In a joint work with my undergraduate research students Miss Almas Abdulla (MIT, Class of 2014) and Rashad Abdulla (UPenn, Class of 2017) we revealed a new law of the distribution of periodic orbits in chaotic regime for the one parameter family of discrete dynamical systems. We presented a new constructive proof of the result on the structure of minimal $2(2k+1)$-orbits of the continuous endomorphisms $f:I \to I$, where $I$ is a nondegenerate interval on the real line. It is proved that there are four types of digraphs with accuracy up to inverse graphs. It is demonstrated that the first appearance, as the parameter increased, of the $2(2k+1)$-periodic window within the chaotic regime in the bifurcation diagram of the one-parameter family of logistic type unimodal continuous endomorphisms is always a minimal $2(2k+1)$-orbit with Type I digraph.

In summer session of 2014 students will pursue research on the fine classification of the periodic orbits of the continuous endomorphisms and analysis of the structure of the periodic windows within the chaotic regime of the bifurcation diagram for the unimodal continuous endomorphisms.

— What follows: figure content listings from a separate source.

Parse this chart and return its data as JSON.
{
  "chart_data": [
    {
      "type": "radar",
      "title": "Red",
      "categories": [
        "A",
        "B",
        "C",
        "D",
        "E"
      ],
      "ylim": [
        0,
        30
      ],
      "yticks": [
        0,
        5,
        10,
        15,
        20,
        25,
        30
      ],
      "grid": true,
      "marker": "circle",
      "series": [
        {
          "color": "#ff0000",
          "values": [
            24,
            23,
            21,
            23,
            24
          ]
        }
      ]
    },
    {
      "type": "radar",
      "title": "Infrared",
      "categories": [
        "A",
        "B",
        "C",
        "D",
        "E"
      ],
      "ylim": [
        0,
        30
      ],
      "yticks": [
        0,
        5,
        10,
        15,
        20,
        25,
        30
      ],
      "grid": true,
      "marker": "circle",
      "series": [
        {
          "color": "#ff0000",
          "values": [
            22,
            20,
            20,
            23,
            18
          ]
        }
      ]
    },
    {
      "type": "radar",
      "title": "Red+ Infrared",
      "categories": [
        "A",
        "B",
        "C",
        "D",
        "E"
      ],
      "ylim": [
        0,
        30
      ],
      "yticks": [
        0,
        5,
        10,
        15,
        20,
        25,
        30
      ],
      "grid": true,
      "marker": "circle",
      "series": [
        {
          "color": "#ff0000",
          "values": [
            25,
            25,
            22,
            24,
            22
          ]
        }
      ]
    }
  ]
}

This research requires creative combination of theoretical and numerical analysis.

#### References

- A. U. Abdulla, R. U. Abdulla, U. G. Abdulla, On the Minimal 2(2k+1)-orbits of the Continuous Endomorphisms on the Real Line with Application in Chaos Theory, Journal of Difference Equations and Applications, Volume 19, 9(2013), 1395-1416.
- L. S. Block, W. A. Coppel, Dynamics in One Dimension, Springer-Verlag, Berlin, 1992.